The latest recognition of what is known as “synthetic” securitization comes from the Prime Collateralised Securities Initiative, an independent non-profit that seeks to boost asset-backed issuance by labeling securities that meet its criteria as “high quality.” On Thursday, the PCS announced a new label to be awarded to synthetic transactions.

“PCS hopes that its new label will, once again, help support the market by assisting both protection buyers and investors through standardization and added transparency,” the organization stated in a press release.

The organization’s website touts synthetic securitization as “another way for banks to break the iron link between how much equity they hold and how much lending they can extend to the real economy.”

It is the first new label from PCS since the creation of its original PCS True Sale Label in 2012.

PCS has already granted its first PCS Risk Transfer Label to a recent transaction by Italy’s UniCredit linked to the performance of a pool of loans to small and medium-sized companies. (The size of the transaction was not disclosed.)

Data on synthetic securitization is scarce, given the private nature of the deals.

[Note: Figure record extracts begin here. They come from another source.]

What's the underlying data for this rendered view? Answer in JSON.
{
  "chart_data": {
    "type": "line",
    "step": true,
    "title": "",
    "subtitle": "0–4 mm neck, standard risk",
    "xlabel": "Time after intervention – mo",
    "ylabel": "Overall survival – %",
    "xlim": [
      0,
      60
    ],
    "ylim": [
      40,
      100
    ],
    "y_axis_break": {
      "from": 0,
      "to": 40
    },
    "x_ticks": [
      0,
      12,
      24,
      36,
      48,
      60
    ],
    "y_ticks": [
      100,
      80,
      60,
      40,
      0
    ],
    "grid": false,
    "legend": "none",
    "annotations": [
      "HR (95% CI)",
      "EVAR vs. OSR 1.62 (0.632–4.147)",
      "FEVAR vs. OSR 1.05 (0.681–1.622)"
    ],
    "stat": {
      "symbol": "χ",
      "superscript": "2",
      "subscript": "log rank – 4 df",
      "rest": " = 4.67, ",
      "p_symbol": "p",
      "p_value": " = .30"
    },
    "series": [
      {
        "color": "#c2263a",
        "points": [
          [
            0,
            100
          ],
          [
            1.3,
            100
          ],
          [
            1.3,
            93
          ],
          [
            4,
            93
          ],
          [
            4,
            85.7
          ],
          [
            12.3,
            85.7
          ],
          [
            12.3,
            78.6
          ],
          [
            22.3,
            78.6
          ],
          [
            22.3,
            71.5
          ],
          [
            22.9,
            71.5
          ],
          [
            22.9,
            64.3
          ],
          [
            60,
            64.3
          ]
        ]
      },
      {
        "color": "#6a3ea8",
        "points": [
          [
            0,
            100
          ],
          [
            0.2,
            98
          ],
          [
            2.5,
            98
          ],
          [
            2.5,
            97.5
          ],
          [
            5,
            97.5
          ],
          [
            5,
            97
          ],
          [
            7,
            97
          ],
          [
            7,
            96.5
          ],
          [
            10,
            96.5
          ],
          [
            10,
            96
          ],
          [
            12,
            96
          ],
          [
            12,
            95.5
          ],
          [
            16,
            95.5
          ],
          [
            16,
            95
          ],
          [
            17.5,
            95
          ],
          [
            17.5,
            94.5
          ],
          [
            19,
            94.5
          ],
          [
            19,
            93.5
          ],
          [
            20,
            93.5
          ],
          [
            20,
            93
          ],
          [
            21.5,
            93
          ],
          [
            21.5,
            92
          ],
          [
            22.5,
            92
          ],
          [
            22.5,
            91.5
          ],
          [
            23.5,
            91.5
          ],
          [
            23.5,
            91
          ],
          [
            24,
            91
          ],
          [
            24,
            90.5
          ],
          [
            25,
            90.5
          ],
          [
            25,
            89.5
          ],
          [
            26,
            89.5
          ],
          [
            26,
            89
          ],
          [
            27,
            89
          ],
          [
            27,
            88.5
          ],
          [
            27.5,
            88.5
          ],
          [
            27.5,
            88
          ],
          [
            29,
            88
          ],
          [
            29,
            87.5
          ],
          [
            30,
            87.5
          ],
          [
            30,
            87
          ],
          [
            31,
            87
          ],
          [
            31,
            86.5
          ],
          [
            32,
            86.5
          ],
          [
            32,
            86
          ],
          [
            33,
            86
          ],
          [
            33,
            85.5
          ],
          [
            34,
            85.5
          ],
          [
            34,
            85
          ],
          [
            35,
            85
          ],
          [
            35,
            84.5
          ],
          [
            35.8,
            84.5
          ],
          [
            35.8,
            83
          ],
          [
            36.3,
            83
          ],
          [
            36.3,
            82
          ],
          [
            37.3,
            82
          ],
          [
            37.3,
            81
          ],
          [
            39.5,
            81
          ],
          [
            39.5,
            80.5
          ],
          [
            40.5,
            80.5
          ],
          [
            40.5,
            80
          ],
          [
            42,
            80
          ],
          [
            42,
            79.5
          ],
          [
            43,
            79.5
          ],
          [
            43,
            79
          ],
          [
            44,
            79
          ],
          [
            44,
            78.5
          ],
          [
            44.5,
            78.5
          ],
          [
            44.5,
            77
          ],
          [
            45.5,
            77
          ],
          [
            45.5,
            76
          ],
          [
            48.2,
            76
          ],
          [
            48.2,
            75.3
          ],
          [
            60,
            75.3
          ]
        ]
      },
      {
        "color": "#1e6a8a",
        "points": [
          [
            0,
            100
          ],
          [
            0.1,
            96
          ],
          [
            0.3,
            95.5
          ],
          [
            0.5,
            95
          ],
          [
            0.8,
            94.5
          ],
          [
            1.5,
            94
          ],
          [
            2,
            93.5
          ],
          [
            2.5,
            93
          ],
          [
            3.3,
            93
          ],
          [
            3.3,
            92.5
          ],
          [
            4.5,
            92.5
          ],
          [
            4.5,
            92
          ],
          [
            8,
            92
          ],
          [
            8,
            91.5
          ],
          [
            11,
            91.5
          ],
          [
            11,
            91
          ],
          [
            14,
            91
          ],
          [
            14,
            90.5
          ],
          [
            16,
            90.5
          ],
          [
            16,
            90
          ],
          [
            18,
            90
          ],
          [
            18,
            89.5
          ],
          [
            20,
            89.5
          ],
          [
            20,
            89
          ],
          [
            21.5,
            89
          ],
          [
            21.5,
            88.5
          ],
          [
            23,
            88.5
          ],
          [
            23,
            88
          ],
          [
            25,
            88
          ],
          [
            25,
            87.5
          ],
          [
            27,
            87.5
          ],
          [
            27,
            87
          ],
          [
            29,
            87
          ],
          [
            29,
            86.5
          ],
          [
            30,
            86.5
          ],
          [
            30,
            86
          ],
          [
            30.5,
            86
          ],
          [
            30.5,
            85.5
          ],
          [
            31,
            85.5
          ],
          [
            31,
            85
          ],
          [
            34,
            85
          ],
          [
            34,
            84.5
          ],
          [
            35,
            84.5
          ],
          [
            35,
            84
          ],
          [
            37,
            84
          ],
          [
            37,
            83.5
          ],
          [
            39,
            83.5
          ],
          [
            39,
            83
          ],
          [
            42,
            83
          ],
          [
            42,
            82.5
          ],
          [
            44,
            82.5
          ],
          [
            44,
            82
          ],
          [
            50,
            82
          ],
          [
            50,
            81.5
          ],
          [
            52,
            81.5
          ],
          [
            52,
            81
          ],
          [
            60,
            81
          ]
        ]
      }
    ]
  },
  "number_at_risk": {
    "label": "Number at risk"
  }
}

Deutsche Bank recently published an estimate that issuance reached €94 billion in 2016.

Among notable transactions, Dutch pension fund PGGM announced in January of last year that it had entered into a €2.3 billion transaction with Banco Santander to assume credit risk on more than 6,000 loans to the banks clients in Spain.

Europe’s true-sale securitization, in which an originator (or aggregator) sells loans to a special purpose vehicle, which then issues asset-backed securities, is “broken” in the words of Deutsche Bank economist Orçun Kaya. In a Feb. 21 report, he said the outstanding volumes of all securitized European assets tumbled to $1.5 billion at the end of 2016 from $3 trillion in 2009.

The good news is that synthetic securitization, in which the originator transfers the credit risk of the bundled loans via credit derivatives or guarantees to the capital markets, offers many of the same benefits - despite the fact that the loans themselves remain on the originator’s balance sheet.